The Programme includes keynotes, invited talks, contributed paper presentations and demonstrations.
09:30
Multimodal Video Search by Examples (Hui Wang, Queen’s University Belfast, UK)
09:50
Keynote: “Searching Through Video: More than Needles and Haystacks” (Alan Smeaton, Dublin City University, Ireland)
10:30
MVSE incremental hashing (Wing Ng and Xing Tian, South China University of Technology, China)
10:45
IRM2R: Image retrieval method based on two models re-ranking (Dapeng Zhang, Fujian Normal University, China)
11:00-11:15
Tea break (15 min)
11:15
Vision Keynote (Miroslaw Bober, University of Surrey, UK)
11:55
MixProp: Towards High-Performance Image Recognition via Dual Batch Normalisation (Jinghao Zhang, University of Surrey, UK)
12:10
Keynote: “Sounds Like What We’re Looking For: Some thoughts on the role of audio in MVSE” (Douglas W. Oard, University of Maryland, USA)
12:50-13:30
Lunch break (40 min)
13:30
Transformer based audio classification (Sara Atito, University of Surrey, UK)
13:45
Multimodal learning and representations (Nishant Rai, Waymo, USA)
14:00
MVSE Demo (Ivor Spence and Guanfeng Wu, Queen’s University Belfast, UK)
14:15
MVSE Interface design (Raymond Bond and Maurice Mulvenne, Ulster University, UK)
14:30
Video retrieval assessment “in the wild” (All)
Keynote Speakers:
Abstract: Information seeking is an essential, daily activity that billions of us pursue as part of our work and leisure activities.
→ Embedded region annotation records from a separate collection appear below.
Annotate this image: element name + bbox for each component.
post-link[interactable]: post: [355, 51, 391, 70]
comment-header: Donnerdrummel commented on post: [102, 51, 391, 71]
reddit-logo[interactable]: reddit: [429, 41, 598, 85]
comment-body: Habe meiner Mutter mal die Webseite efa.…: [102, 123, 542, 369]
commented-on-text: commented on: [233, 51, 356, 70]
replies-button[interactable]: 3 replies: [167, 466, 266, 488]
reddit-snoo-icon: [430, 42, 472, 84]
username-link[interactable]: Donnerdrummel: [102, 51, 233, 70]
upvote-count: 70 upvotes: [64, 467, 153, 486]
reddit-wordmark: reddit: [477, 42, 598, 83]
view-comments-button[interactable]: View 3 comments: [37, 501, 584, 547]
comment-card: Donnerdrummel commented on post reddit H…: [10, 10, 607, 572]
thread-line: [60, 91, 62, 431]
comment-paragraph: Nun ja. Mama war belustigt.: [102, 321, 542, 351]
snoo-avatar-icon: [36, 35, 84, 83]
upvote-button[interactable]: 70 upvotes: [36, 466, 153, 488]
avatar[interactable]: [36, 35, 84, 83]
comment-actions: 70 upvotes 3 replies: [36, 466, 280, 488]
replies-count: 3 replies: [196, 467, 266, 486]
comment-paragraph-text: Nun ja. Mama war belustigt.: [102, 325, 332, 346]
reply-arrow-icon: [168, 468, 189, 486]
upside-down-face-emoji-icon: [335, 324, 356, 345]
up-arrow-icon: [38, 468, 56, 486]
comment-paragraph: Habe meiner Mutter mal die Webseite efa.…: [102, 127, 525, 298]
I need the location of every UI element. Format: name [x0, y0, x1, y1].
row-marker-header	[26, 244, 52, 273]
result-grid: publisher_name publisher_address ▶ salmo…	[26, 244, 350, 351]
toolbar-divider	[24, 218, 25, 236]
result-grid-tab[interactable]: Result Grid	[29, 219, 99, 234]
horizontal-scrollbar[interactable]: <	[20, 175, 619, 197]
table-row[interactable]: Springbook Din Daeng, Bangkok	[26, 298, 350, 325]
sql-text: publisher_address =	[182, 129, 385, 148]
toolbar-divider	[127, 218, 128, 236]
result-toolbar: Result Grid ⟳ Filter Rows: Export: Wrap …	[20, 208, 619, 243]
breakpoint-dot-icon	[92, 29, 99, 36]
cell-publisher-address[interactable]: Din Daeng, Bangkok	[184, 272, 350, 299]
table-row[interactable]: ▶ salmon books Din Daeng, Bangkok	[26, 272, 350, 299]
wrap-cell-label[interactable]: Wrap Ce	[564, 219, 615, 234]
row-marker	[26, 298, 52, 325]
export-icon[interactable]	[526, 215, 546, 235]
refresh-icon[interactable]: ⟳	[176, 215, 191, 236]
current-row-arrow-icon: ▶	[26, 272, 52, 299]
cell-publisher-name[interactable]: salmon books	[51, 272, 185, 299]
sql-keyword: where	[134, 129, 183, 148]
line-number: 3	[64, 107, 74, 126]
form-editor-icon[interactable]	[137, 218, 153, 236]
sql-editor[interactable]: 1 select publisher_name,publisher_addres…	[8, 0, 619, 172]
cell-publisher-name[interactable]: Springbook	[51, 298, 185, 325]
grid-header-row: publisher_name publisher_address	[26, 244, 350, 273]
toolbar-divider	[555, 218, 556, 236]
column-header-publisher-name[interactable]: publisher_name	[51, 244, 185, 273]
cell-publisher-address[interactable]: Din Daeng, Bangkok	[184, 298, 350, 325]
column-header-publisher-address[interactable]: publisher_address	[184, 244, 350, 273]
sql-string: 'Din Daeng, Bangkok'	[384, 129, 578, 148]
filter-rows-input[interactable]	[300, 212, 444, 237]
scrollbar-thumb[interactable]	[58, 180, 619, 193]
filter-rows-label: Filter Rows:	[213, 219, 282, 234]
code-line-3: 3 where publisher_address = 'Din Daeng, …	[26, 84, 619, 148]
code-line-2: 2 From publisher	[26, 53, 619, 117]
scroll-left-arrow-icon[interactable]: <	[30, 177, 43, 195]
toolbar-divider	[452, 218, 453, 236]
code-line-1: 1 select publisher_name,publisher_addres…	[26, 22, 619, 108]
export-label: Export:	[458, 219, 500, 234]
Information seeking is a journey, a conversation between a searcher and an information repository which can have many final destinations, or none. Video search, like text search or more broadly information retrieval, in its early years has had a focus on known item search or searching around a broad topic. This has been supported and nurtured by our benchmarking activities like TREC, TRECVid, CLEF, FIRE and others and the systems we have developed and that we use in our essential daily information seeking activities reflect this. In this presentation I reflect on the broader information seeing landscape and on how a twist of good (or bad) timing, has left us with the search tools we use but which do not necessarily deliver the best support for information seeking. This broader perspective will then allow us to contextualise the roles that various forms of video search can play in our information seeking journeys.
Biography: Alan Smeaton is Professor of Computing at Dublin City University where he has previously been Head of School and Dean of Faculty. He is an IEEE Fellow, Principal Fellow of Advance HE and an elected member of the Royal Irish Academy. He is the 2022 winner of the ACM SIGMM Technical Achievement Award for contributions to multimedia computing. Alan’s interests are in human memory and how we forget and remember some things and not others. For decades we’ve been building systems that help people find information accurately and quickly, yet half the time we search for things we once knew but have forgotten. Alan focuses on building systems that help us to remember and to learn, not just plug the gap when we forget. This involves the use machine learning and data analytics, and the applications of text, image, and video analysis in areas like learning analytics, personal sensing, and lifelogging.
Abstract: Central to the idea of multimedia search is that there is some user performing some task, and our goal is to help them accomplish that task. In this talk, I’ll focus on aspects of that process that involve audio search. I’ll start with the MVSE task: ranked retrieval, making a couple of connections to information seeking behavior. I’ll then drill down to look in more detail at the ranking task, with particular attention to where useful side information might be found. I’ll then pop back up look at tasks other than ranked retrieval, illustrating the diversity of tasks with two examples: redaction, and creation of derivative works. In this way I’ll seek to illustrate both the centrality of system-centered research and the key role of the user’s task in shaping the questions on which we work.